Why do we have so much corn? I'm glad you asked. Stay focused--this is important. Before 1972, the government paid farmers NOT to grow corn. Starting in 1973 the government began paying farmers to produce record crops--we probably just had another one last year. We have mountains of corn just waiting to be dumping into the food supply. If there is such a high supply, doesn't that lower the price of corn? You betcha. Don't the farmers lose money? Every time. Then why do they keep producing more and more corn?

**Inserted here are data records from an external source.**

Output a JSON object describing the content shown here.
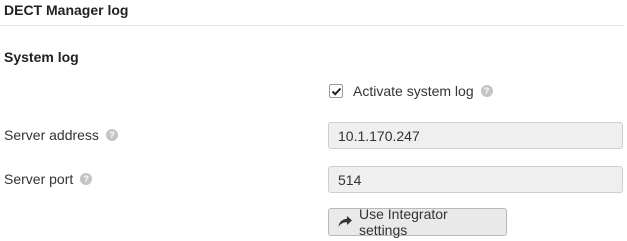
{
  "header": {
    "title": "DECT Manager log"
  },
  "system_log": {
    "title": "System log",
    "activate_checkbox": {
      "label": "Activate system log",
      "checked": true
    },
    "server_address": {
      "label": "Server address",
      "value": "10.1.170.247"
    },
    "server_port": {
      "label": "Server port",
      "value": "514"
    },
    "integrator_button": {
      "label": "Use Integrator settings",
      "icon": "share-icon"
    }
  },
  "icons": {
    "help": "?"
  },
  "colors": {
    "input_bg": "#efefef",
    "help_icon": "#c4c4c4",
    "button_bg": "#e9e9e9"
  }
}
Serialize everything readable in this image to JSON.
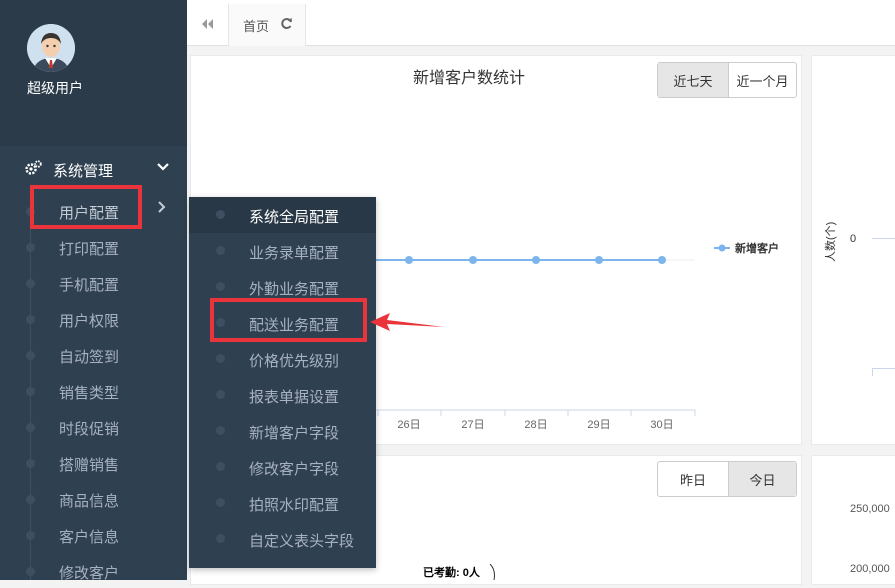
{
  "profile": {
    "name": "超级用户"
  },
  "nav": {
    "section": "系统管理",
    "items": [
      "用户配置",
      "打印配置",
      "手机配置",
      "用户权限",
      "自动签到",
      "销售类型",
      "时段促销",
      "搭赠销售",
      "商品信息",
      "客户信息",
      "修改客户"
    ]
  },
  "submenu": {
    "items": [
      "系统全局配置",
      "业务录单配置",
      "外勤业务配置",
      "配送业务配置",
      "价格优先级别",
      "报表单据设置",
      "新增客户字段",
      "修改客户字段",
      "拍照水印配置",
      "自定义表头字段"
    ]
  },
  "tabs": {
    "home": "首页"
  },
  "chart1": {
    "title": "新增客户数统计",
    "btn_week": "近七天",
    "btn_month": "近一个月",
    "legend": "新增客户",
    "x_labels": [
      "26日",
      "27日",
      "28日",
      "29日",
      "30日"
    ]
  },
  "chart_data": {
    "type": "line",
    "title": "新增客户数统计",
    "categories": [
      "26日",
      "27日",
      "28日",
      "29日",
      "30日"
    ],
    "series": [
      {
        "name": "新增客户",
        "values": [
          0,
          0,
          0,
          0,
          0
        ]
      }
    ]
  },
  "right_panel": {
    "ylabel": "人数(个)",
    "zero": "0"
  },
  "panel2": {
    "btn_yesterday": "昨日",
    "btn_today": "今日",
    "note": "已考勤: 0人"
  },
  "right_panel2": {
    "ticks": [
      "250,000",
      "200,000"
    ]
  },
  "colors": {
    "sidebar": "#2f4050",
    "highlight": "#e8343a",
    "series": "#7cb5ec"
  }
}
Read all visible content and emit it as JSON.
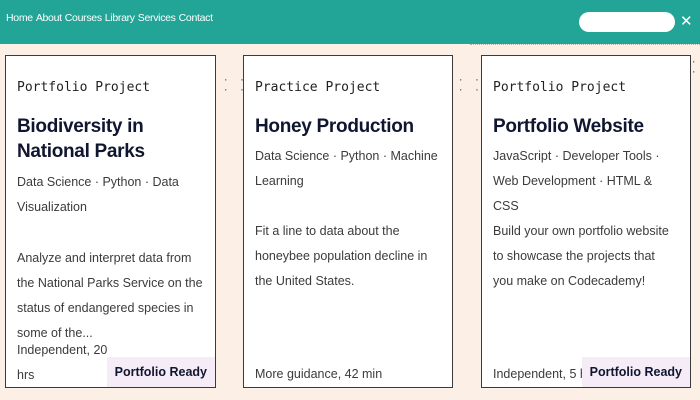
{
  "nav": {
    "links": [
      "Home",
      "About",
      "Courses",
      "Library",
      "Services",
      "Contact"
    ],
    "search_value": "",
    "close_glyph": "✕"
  },
  "cards": [
    {
      "type": "Portfolio Project",
      "title": "Biodiversity in National Parks",
      "tags": "Data Science · Python · Data Visualization",
      "description": "Analyze and interpret data from the National Parks Service on the status of endangered species in some of the...",
      "meta": "Independent, 20 hrs",
      "badge": "Portfolio Ready"
    },
    {
      "type": "Practice Project",
      "title": "Honey Production",
      "tags": "Data Science · Python · Machine Learning",
      "description": "Fit a line to data about the honeybee population decline in the United States.",
      "meta": "More guidance, 42 min",
      "badge": ""
    },
    {
      "type": "Portfolio Project",
      "title": "Portfolio Website",
      "tags": "JavaScript · Developer Tools · Web Development · HTML & CSS",
      "description": "Build your own portfolio website to showcase the projects that you make on Codecademy!",
      "meta": "Independent, 5 hrs",
      "badge": "Portfolio Ready"
    }
  ],
  "colors": {
    "navbar": "#22a596",
    "background": "#fcefe6",
    "badge_bg": "#f6ecf7",
    "title": "#10162f"
  }
}
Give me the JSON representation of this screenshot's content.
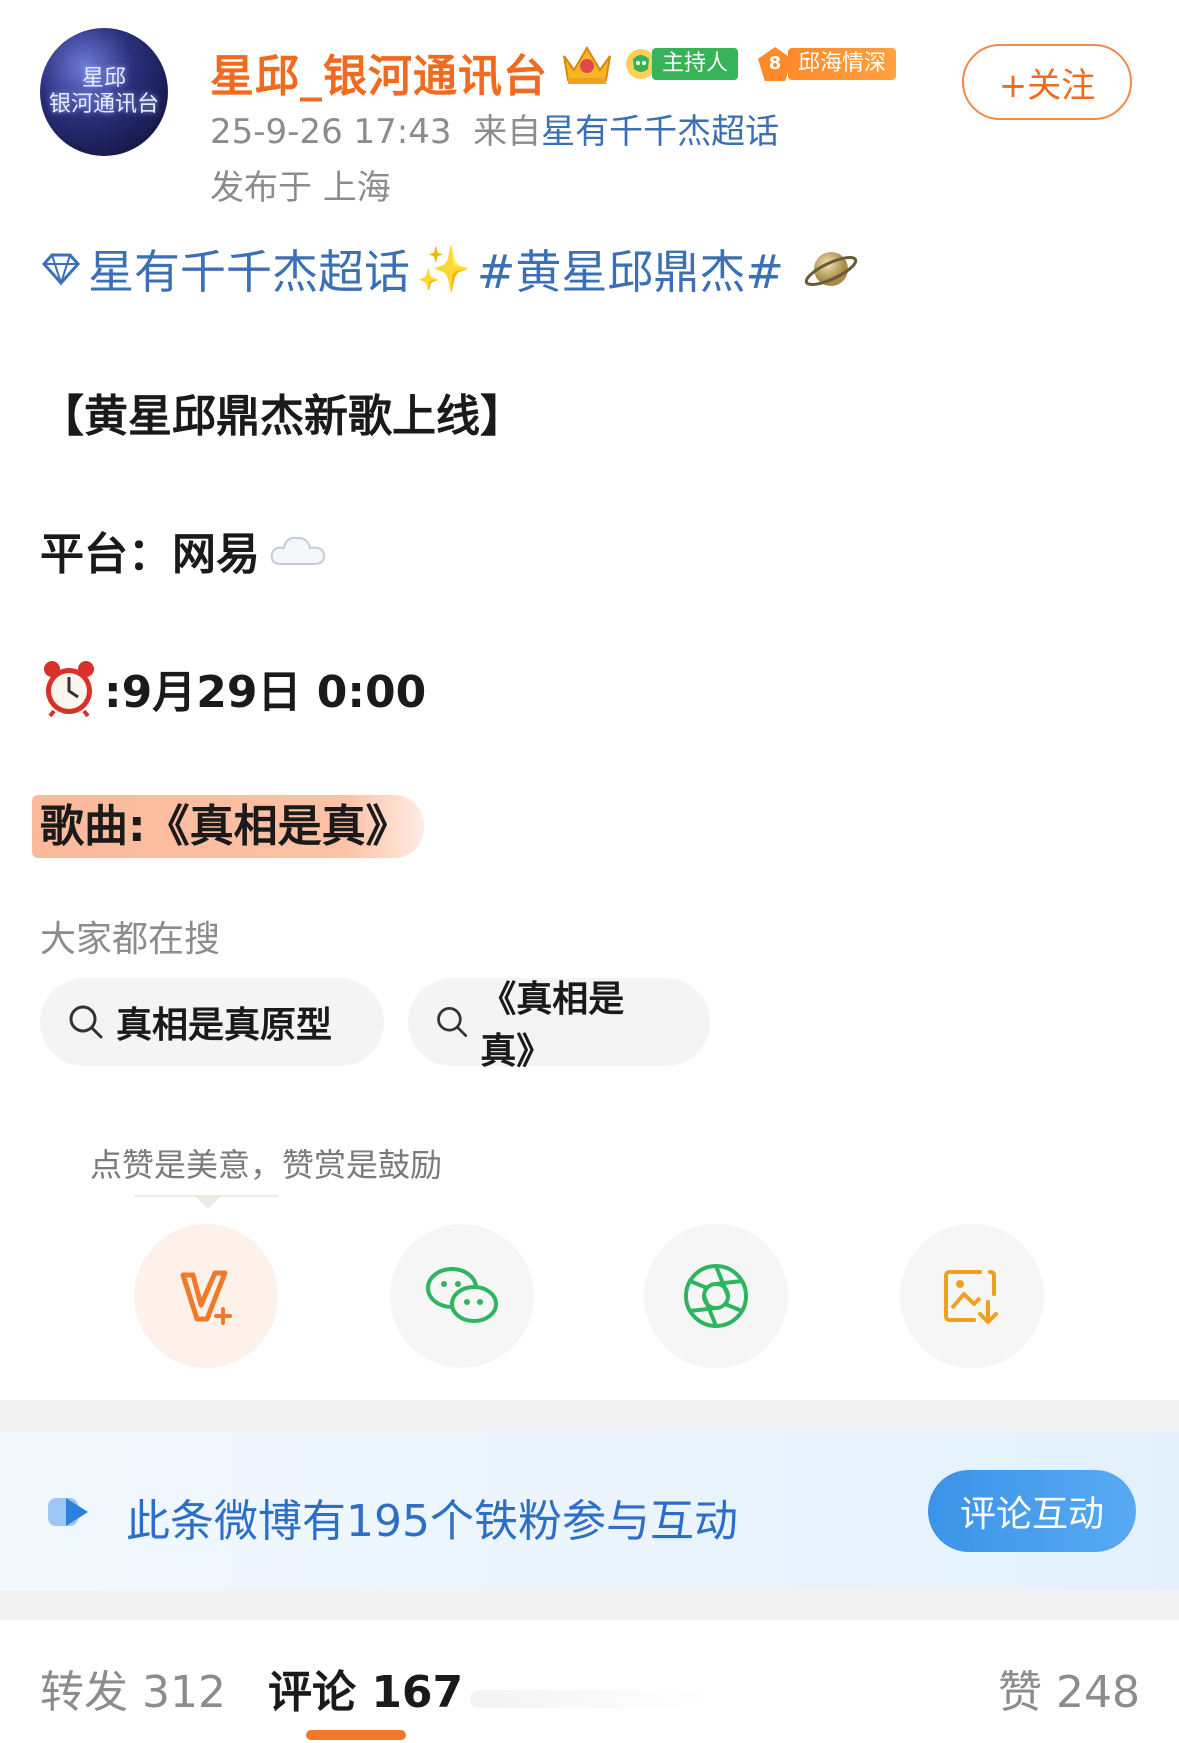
{
  "header": {
    "username": "星邱_银河通讯台",
    "avatar_text": "星邱\n银河通讯台",
    "badge_host": "主持人",
    "badge_fan_level": "8",
    "badge_fan": "邱海情深",
    "follow_label": "+关注",
    "time": "25-9-26 17:43",
    "from_prefix": "来自",
    "source": "星有千千杰超话",
    "location": "发布于 上海"
  },
  "post": {
    "topic": "星有千千杰超话",
    "hashtag": "#黄星邱鼎杰#",
    "title_line": "【黄星邱鼎杰新歌上线】",
    "platform_line": "平台：网易",
    "time_line": ":9月29日 0:00",
    "song_line": "歌曲:《真相是真》"
  },
  "search": {
    "title": "大家都在搜",
    "chips": [
      "真相是真原型",
      "《真相是真》"
    ]
  },
  "reward": {
    "tip": "点赞是美意，赞赏是鼓励"
  },
  "fans": {
    "text": "此条微博有195个铁粉参与互动",
    "button": "评论互动"
  },
  "tabs": {
    "repost": "转发 312",
    "comment": "评论 167",
    "like": "赞 248"
  },
  "colors": {
    "username": "#f06a1f",
    "link": "#3b6fb6",
    "accent": "#f07a2a",
    "fan_button": "#3b93e8"
  }
}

Answer: the government pays them to in the form of subsidies (think Farm Bill, the congressman's most sacred cow).

The documentary makes the case that all this cheap, abundant corn is directly related to the modern rise in obesity and diabetes. However, the filmmakers also reveal the flip side of the coin: we now spend only about 16% of our incomes on food. This percentage used to be MUCH higher only a few decades ago. Cheap corn has lead to way to a great diversity of food products at historically low prices. It drives both prosperity and malady.

The film does not dole out any solutions, if a "solution" is even needed. Mine is simple: Get government out of the food production industry. The free market would deliver healthier food (if we really wanted it) at fair prices. Many of the more unsightly byproducts and unintended consequences of government intervention would be eliminated. Individuals (on average) always act in their own self-interests. Right now, the government is dictating (albeit, indirectly) those interests. If government got out of the way, the free market would direct them (and in a much gentler way). Bottom line: Go watch this movie--it's much more fun than it sounds!


Travis said...

Sounds like an interesting film, and I think you made it sound like a real fun documentary! I also agree that government should neither pay farmers to grow corn nor pay them to not grow it. They should simply ensure that farmers are free to farm.

Gail said...

Wait a minute there is a bigger issue here. You mean to tell me that the government paid farmers to produce corn with our tax dollars and then We had to use our money AGAIN to buy the corn so we paid for it twice not to mention the fact that the corn we bought could have been taxed too!!!
Big Government is smart and EVIL!

Philip said...

Not only that, Gail. We also have to pay increased medical costs (soon to be higher with "free" health care) for all the obese folks.